Page image classifier fine-tuned on century-spanning archives of scanned documents for further content-specific processing
Researchers developed an automated image classification system using fine-tuned deep learning models to categorize scanned historical documents by content type (text, tables, graphics), achieving 99.16% accuracy on Czech archaeological archives. The system successfully processed over 649,000 unlabeled pages, with RegNetY-16GF emerging as the most reliable model for production deployment due to consistent inter-model agreement.
This research addresses a critical bottleneck in digital humanities infrastructure: the manual labor required to process vast historical document archives. The team's achievement of near-perfect classification accuracy (99.16%) using RegNetY-16GF demonstrates how modern computer vision can automate previously intractable sorting tasks at scale, transforming humanities research workflows.
The work builds on decades of progress in image classification, from traditional machine learning baselines (75% accuracy) to transformer-based architectures. What distinguishes this effort is the rigorous methodological approach: four-stage expert annotation, collaborative label design, and systematic model comparison across CNNs, Vision Transformers, and multimodal systems. The authors' decision to prioritize inter-model agreement over raw test-set accuracy reveals practical deployment wisdom—CLIP's 99.14% test accuracy became unreliable on unlabeled data, achieving only 65% agreement with image-only models.
For the broader AI industry, this work validates fine-tuned vision transformers as production-ready systems for domain-specific document understanding. The public release of annotated datasets and open-source models creates positive externalities, enabling other institutions to deploy similar systems for their archives. The research demonstrates that transformer architectures, despite requiring substantial computational resources, justify their overhead through consistency and reliability rather than marginal accuracy gains.

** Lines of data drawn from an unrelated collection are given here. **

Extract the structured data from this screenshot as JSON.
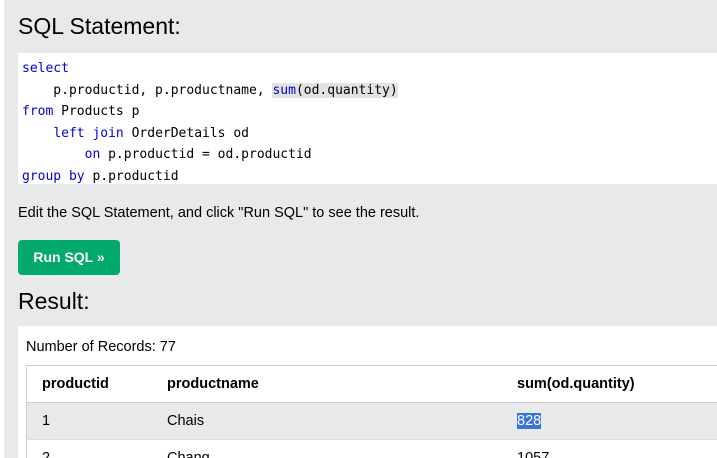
{
  "sql_section": {
    "title": "SQL Statement:",
    "code_lines": [
      [
        {
          "t": "select",
          "k": true
        }
      ],
      [
        {
          "t": "    p.productid, p.productname, ",
          "k": false
        },
        {
          "t": "sum",
          "k": true,
          "hl": true
        },
        {
          "t": "(od.quantity)",
          "k": false,
          "hl": true
        }
      ],
      [
        {
          "t": "from",
          "k": true
        },
        {
          "t": " Products p",
          "k": false
        }
      ],
      [
        {
          "t": "    ",
          "k": false
        },
        {
          "t": "left join",
          "k": true
        },
        {
          "t": " OrderDetails od",
          "k": false
        }
      ],
      [
        {
          "t": "        ",
          "k": false
        },
        {
          "t": "on",
          "k": true
        },
        {
          "t": " p.productid = od.productid",
          "k": false
        }
      ],
      [
        {
          "t": "group by",
          "k": true
        },
        {
          "t": " p.productid",
          "k": false
        }
      ]
    ]
  },
  "hint_text": "Edit the SQL Statement, and click \"Run SQL\" to see the result.",
  "run_button_label": "Run SQL »",
  "result_section": {
    "title": "Result:",
    "record_count": "Number of Records: 77",
    "columns": [
      "productid",
      "productname",
      "sum(od.quantity)"
    ],
    "rows": [
      [
        "1",
        "Chais",
        "828"
      ],
      [
        "2",
        "Chang",
        "1057"
      ]
    ],
    "selected_cell": "828"
  },
  "colors": {
    "page_bg": "#e7e9eb",
    "button_bg": "#04aa6d",
    "keyword": "#0000cd",
    "selection": "#3875d7"
  }
}
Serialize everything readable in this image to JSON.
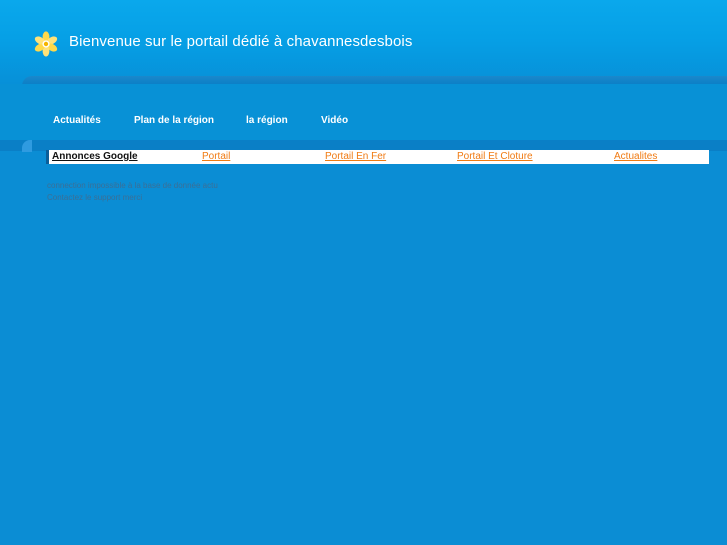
{
  "header": {
    "title": "Bienvenue sur le portail dédié à chavannesdesbois",
    "logo_icon": "flower-icon"
  },
  "nav": {
    "items": [
      {
        "label": "Actualités"
      },
      {
        "label": "Plan de la région"
      },
      {
        "label": "la région"
      },
      {
        "label": "Vidéo"
      }
    ]
  },
  "ads": {
    "heading": "Annonces Google",
    "links": [
      {
        "label": "Portail"
      },
      {
        "label": "Portail En Fer"
      },
      {
        "label": "Portail Et Cloture"
      },
      {
        "label": "Actualites"
      }
    ]
  },
  "message": {
    "line1": "connection impossible à la base de donnée actu",
    "line2": "Contactez le support merci"
  },
  "colors": {
    "accent": "#0b8dd4",
    "link": "#f07a12"
  }
}
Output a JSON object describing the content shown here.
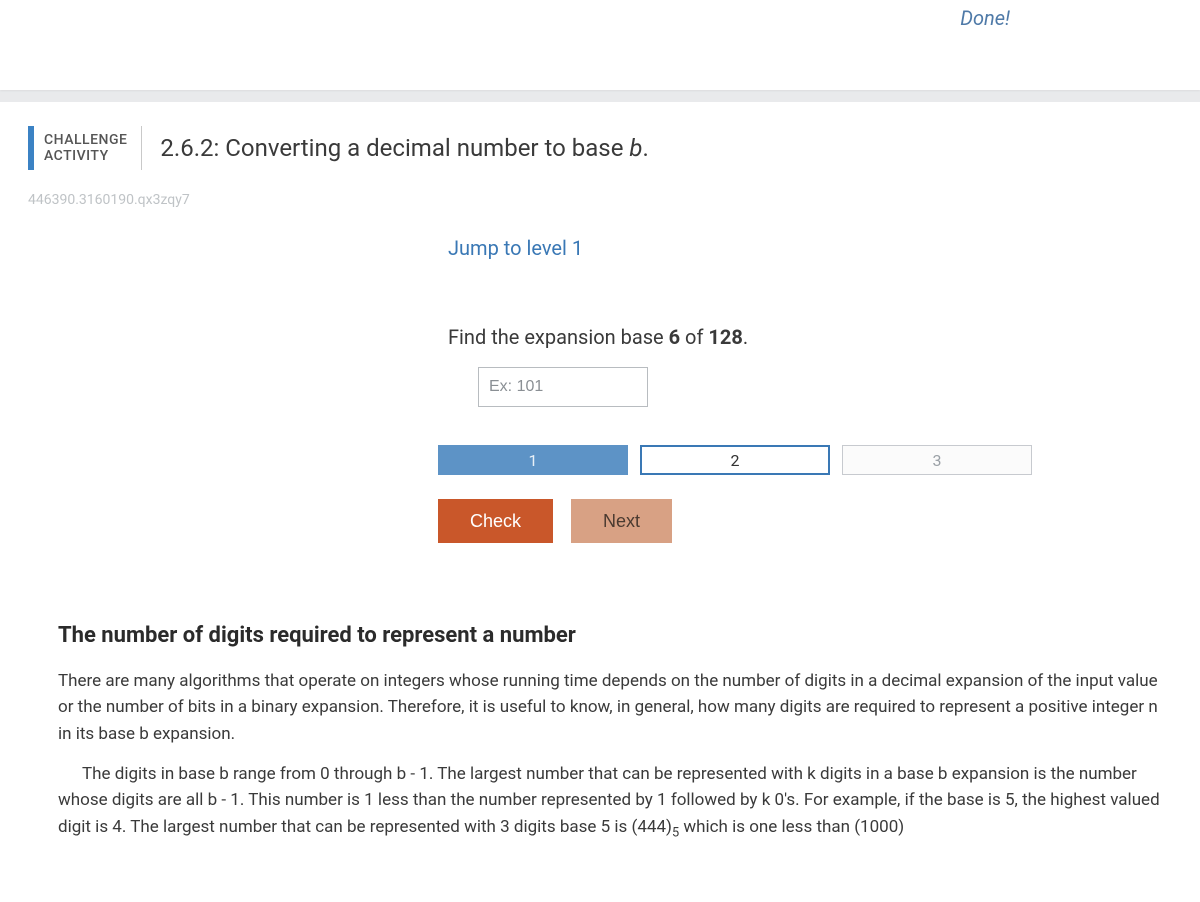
{
  "top": {
    "done": "Done!"
  },
  "challenge": {
    "tag_line1": "CHALLENGE",
    "tag_line2": "ACTIVITY",
    "number": "2.6.2:",
    "title_text": "Converting a decimal number to base ",
    "title_var": "b",
    "title_suffix": "."
  },
  "tracking": "446390.3160190.qx3zqy7",
  "activity": {
    "jump_label": "Jump to level 1",
    "prompt_prefix": "Find the expansion base ",
    "prompt_base": "6",
    "prompt_mid": " of ",
    "prompt_value": "128",
    "prompt_suffix": ".",
    "input_placeholder": "Ex: 101",
    "steps": [
      "1",
      "2",
      "3"
    ],
    "check_label": "Check",
    "next_label": "Next"
  },
  "section": {
    "heading": "The number of digits required to represent a number",
    "para1": "There are many algorithms that operate on integers whose running time depends on the number of digits in a decimal expansion of the input value or the number of bits in a binary expansion. Therefore, it is useful to know, in general, how many digits are required to represent a positive integer n in its base b expansion.",
    "para2_a": "The digits in base b range from 0 through b - 1. The largest number that can be represented with k digits in a base b expansion is the number whose digits are all b - 1. This number is 1 less than the number represented by 1 followed by k 0's. For example, if the base is 5, the highest valued digit is 4. The largest number that can be represented with 3 digits base 5 is (444)",
    "para2_sub": "5",
    "para2_b": " which is one less than (1000)"
  }
}
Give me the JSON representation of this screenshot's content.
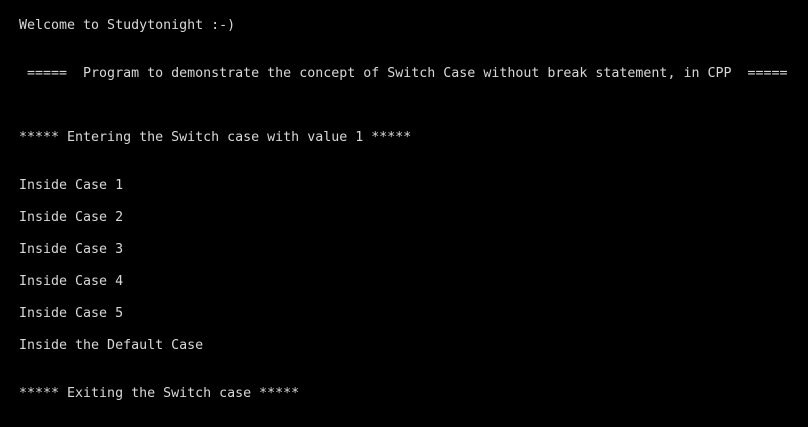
{
  "terminal": {
    "background_color": "#000000",
    "text_color": "#d8d8d8",
    "lines": [
      "Welcome to Studytonight :-)",
      " =====  Program to demonstrate the concept of Switch Case without break statement, in CPP  =====",
      "***** Entering the Switch case with value 1 *****",
      "Inside Case 1",
      "Inside Case 2",
      "Inside Case 3",
      "Inside Case 4",
      "Inside Case 5",
      "Inside the Default Case",
      "***** Exiting the Switch case *****"
    ]
  }
}
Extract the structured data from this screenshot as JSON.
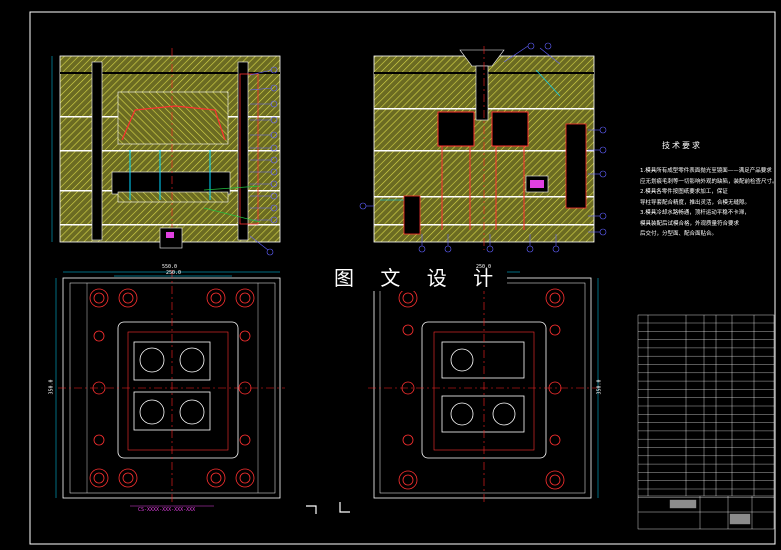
{
  "watermark": "图 文 设 计",
  "technical_requirements": {
    "title": "技术要求",
    "lines": [
      "1.模具所有成型零件表面抛光至镜面——满足产品要求",
      "应无划痕毛刺等一切影响外观的缺陷，装配前检查尺寸。",
      "2.模具各零件按图纸要求加工，保证",
      "导柱导套配合精度，推出灵活，合模无缝隙。",
      "3.模具冷却水路畅通，顶杆运动平稳不卡滞，",
      "模具装配后试模合格，外观质量符合要求",
      "后交付，分型面、配合面贴合。"
    ]
  },
  "dimension_labels": {
    "top_width": "550.0",
    "top_inner_width": "250.0",
    "right_top_width": "250.0",
    "left_height": "350.0",
    "right_height": "350.0"
  },
  "part_code": "CS-XXXX-XXX-XXX-XXX",
  "colors": {
    "background": "#000000",
    "outline": "#ffffff",
    "hatch": "#d8d84a",
    "plate_fill": "#6b6b22",
    "centerline": "#ff2020",
    "cyan": "#00d8ff",
    "magenta": "#e040e0",
    "balloon": "#6060ff",
    "green": "#20c040"
  }
}
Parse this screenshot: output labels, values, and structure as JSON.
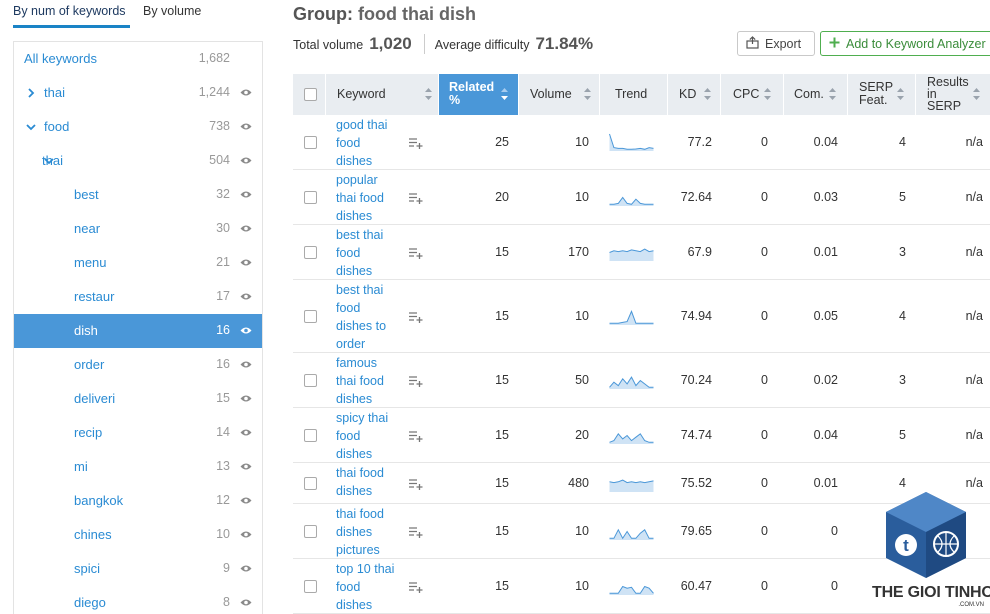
{
  "tabs": [
    "By num of keywords",
    "By volume"
  ],
  "tree": [
    {
      "label": "All keywords",
      "count": "1,682",
      "indent": 0,
      "chevron": "",
      "eye": false,
      "selected": false
    },
    {
      "label": "thai",
      "count": "1,244",
      "indent": 0,
      "chevron": "right",
      "eye": true,
      "selected": false
    },
    {
      "label": "food",
      "count": "738",
      "indent": 0,
      "chevron": "down",
      "eye": true,
      "selected": false
    },
    {
      "label": "thai",
      "count": "504",
      "indent": 1,
      "chevron": "down",
      "eye": true,
      "selected": false
    },
    {
      "label": "best",
      "count": "32",
      "indent": 2,
      "chevron": "",
      "eye": true,
      "selected": false
    },
    {
      "label": "near",
      "count": "30",
      "indent": 2,
      "chevron": "",
      "eye": true,
      "selected": false
    },
    {
      "label": "menu",
      "count": "21",
      "indent": 2,
      "chevron": "",
      "eye": true,
      "selected": false
    },
    {
      "label": "restaur",
      "count": "17",
      "indent": 2,
      "chevron": "",
      "eye": true,
      "selected": false
    },
    {
      "label": "dish",
      "count": "16",
      "indent": 2,
      "chevron": "",
      "eye": true,
      "selected": true
    },
    {
      "label": "order",
      "count": "16",
      "indent": 2,
      "chevron": "",
      "eye": true,
      "selected": false
    },
    {
      "label": "deliveri",
      "count": "15",
      "indent": 2,
      "chevron": "",
      "eye": true,
      "selected": false
    },
    {
      "label": "recip",
      "count": "14",
      "indent": 2,
      "chevron": "",
      "eye": true,
      "selected": false
    },
    {
      "label": "mi",
      "count": "13",
      "indent": 2,
      "chevron": "",
      "eye": true,
      "selected": false
    },
    {
      "label": "bangkok",
      "count": "12",
      "indent": 2,
      "chevron": "",
      "eye": true,
      "selected": false
    },
    {
      "label": "chines",
      "count": "10",
      "indent": 2,
      "chevron": "",
      "eye": true,
      "selected": false
    },
    {
      "label": "spici",
      "count": "9",
      "indent": 2,
      "chevron": "",
      "eye": true,
      "selected": false
    },
    {
      "label": "diego",
      "count": "8",
      "indent": 2,
      "chevron": "",
      "eye": true,
      "selected": false
    }
  ],
  "header": {
    "group_label": "Group:",
    "group_name": "food thai dish",
    "total_volume_label": "Total volume",
    "total_volume": "1,020",
    "avg_difficulty_label": "Average difficulty",
    "avg_difficulty": "71.84%",
    "export_label": "Export",
    "add_label": "Add to Keyword Analyzer"
  },
  "columns": {
    "keyword": "Keyword",
    "related": "Related %",
    "volume": "Volume",
    "trend": "Trend",
    "kd": "KD",
    "cpc": "CPC",
    "com": "Com.",
    "serp": "SERP Feat.",
    "results": "Results in SERP"
  },
  "rows": [
    {
      "keyword": "good thai food dishes",
      "related": "25",
      "volume": "10",
      "kd": "77.2",
      "cpc": "0",
      "com": "0.04",
      "serp": "4",
      "results": "n/a",
      "trend": [
        1,
        0.2,
        0.15,
        0.15,
        0.1,
        0.1,
        0.12,
        0.15,
        0.1,
        0.2,
        0.15
      ]
    },
    {
      "keyword": "popular thai food dishes",
      "related": "20",
      "volume": "10",
      "kd": "72.64",
      "cpc": "0",
      "com": "0.03",
      "serp": "5",
      "results": "n/a",
      "trend": [
        0.1,
        0.1,
        0.15,
        0.5,
        0.15,
        0.1,
        0.4,
        0.15,
        0.1,
        0.1,
        0.1
      ]
    },
    {
      "keyword": "best thai food dishes",
      "related": "15",
      "volume": "170",
      "kd": "67.9",
      "cpc": "0",
      "com": "0.01",
      "serp": "3",
      "results": "n/a",
      "trend": [
        0.5,
        0.6,
        0.55,
        0.6,
        0.55,
        0.65,
        0.6,
        0.55,
        0.7,
        0.55,
        0.6
      ]
    },
    {
      "keyword": "best thai food dishes to order",
      "related": "15",
      "volume": "10",
      "kd": "74.94",
      "cpc": "0",
      "com": "0.05",
      "serp": "4",
      "results": "n/a",
      "trend": [
        0.1,
        0.1,
        0.1,
        0.15,
        0.2,
        0.8,
        0.1,
        0.1,
        0.1,
        0.1,
        0.1
      ]
    },
    {
      "keyword": "famous thai food dishes",
      "related": "15",
      "volume": "50",
      "kd": "70.24",
      "cpc": "0",
      "com": "0.02",
      "serp": "3",
      "results": "n/a",
      "trend": [
        0.1,
        0.4,
        0.2,
        0.6,
        0.3,
        0.7,
        0.2,
        0.5,
        0.3,
        0.1,
        0.1
      ]
    },
    {
      "keyword": "spicy thai food dishes",
      "related": "15",
      "volume": "20",
      "kd": "74.74",
      "cpc": "0",
      "com": "0.04",
      "serp": "5",
      "results": "n/a",
      "trend": [
        0.1,
        0.2,
        0.6,
        0.3,
        0.5,
        0.2,
        0.4,
        0.6,
        0.2,
        0.1,
        0.1
      ]
    },
    {
      "keyword": "thai food dishes",
      "related": "15",
      "volume": "480",
      "kd": "75.52",
      "cpc": "0",
      "com": "0.01",
      "serp": "4",
      "results": "n/a",
      "trend": [
        0.6,
        0.55,
        0.6,
        0.7,
        0.55,
        0.6,
        0.55,
        0.6,
        0.55,
        0.6,
        0.65
      ]
    },
    {
      "keyword": "thai food dishes pictures",
      "related": "15",
      "volume": "10",
      "kd": "79.65",
      "cpc": "0",
      "com": "0",
      "serp": "",
      "results": "",
      "trend": [
        0.1,
        0.1,
        0.6,
        0.1,
        0.5,
        0.1,
        0.1,
        0.4,
        0.6,
        0.1,
        0.1
      ]
    },
    {
      "keyword": "top 10 thai food dishes",
      "related": "15",
      "volume": "10",
      "kd": "60.47",
      "cpc": "0",
      "com": "0",
      "serp": "",
      "results": "",
      "trend": [
        0.1,
        0.1,
        0.1,
        0.5,
        0.4,
        0.45,
        0.1,
        0.1,
        0.5,
        0.4,
        0.1
      ]
    }
  ],
  "watermark": {
    "text": "THE GIOI TINHOC",
    "subtext": ".COM.VN"
  },
  "colors": {
    "accent": "#4a97d8",
    "link": "#2a8bd3",
    "green": "#4fae4f"
  }
}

Institutions managing historical archives now have validated, open-source baselines for automated document classification. The next frontier involves extending these systems to handle multilingual text recognition and extracting semantic relationships between classified document types—opportunities that position vision-language models as increasingly valuable infrastructure for knowledge preservation.
- →RegNetY-16GF achieved 99.16% accuracy on 48,000 annotated historical page images, outperforming CNN and transformer baselines substantially.
- →Fine-tuned CLIP models showed high test accuracy but poor generalization on unlabeled data, making image-only models preferable for production deployment.
- →The system successfully processed 649,508 unlabeled archival pages with over 90% inter-model agreement, demonstrating scalable automation.
- →Open-source release of annotated dataset and trained models enables other institutions to deploy document classification for their archives.
- →Document classification enables downstream content-specific processing like OCR and structured data extraction, streamlining humanities digitization workflows.